In conclusion, piracetam appears to be clearly effective for a few uncommon conditions, such as myoclonus.  There is possible effectiveness for some other problems such as tardive dyskinesia.  The evidence for effectiveness as a "cognitive enhancer" appears to be quite shaky, but not absent.
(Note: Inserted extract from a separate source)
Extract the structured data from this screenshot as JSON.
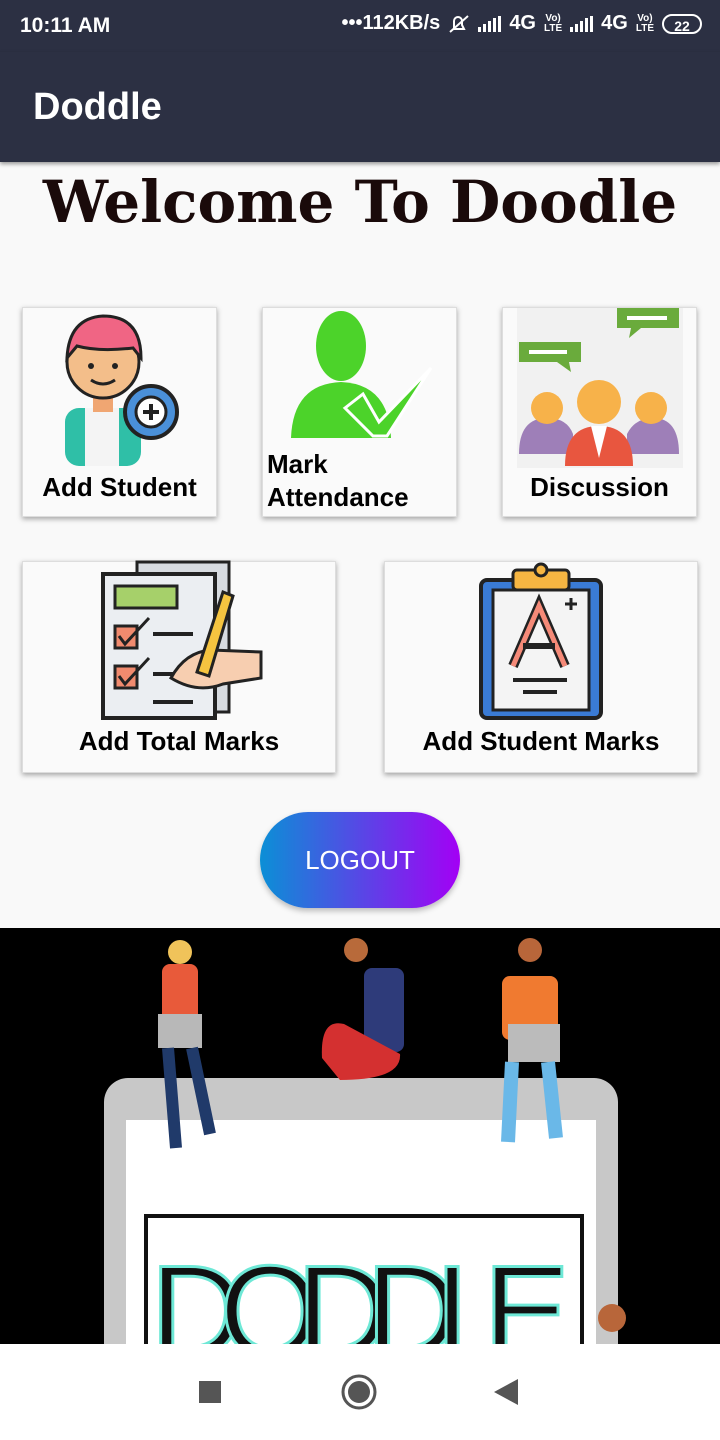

I am particularly interested in some of the evidence which suggests that it could be useful as a safe, well-tolerated adjunct to treat depression or anxiety.  Some of the studies quoted above appear to support this possibility.  This theme also intersects with my recent thoughts about considering cognitive function in chronic mood, anxiety, ADHD, or personality disorders. A weakness in working memory capacity or executive functioning could substantially interfere with recovery from psychiatric illness; I suspect that a treatment which could specifically help with cognitive function could be a unique angle to augment treatments for these other psychiatric problems.  (see my previous post, which discusses an association between rumination & working memory dysfunction: http://garthkroeker.blogspot.com/2011/08/chronic-pain-rumination.html).  Here's another link about this: http://www.ncbi.nlm.nih.gov/pubmed/21742932)

I do think it would be worthwhile for research groups to consider doing some new, careful, large trials of piracetam as an augmentation for managing depression, anxiety disorders, etc.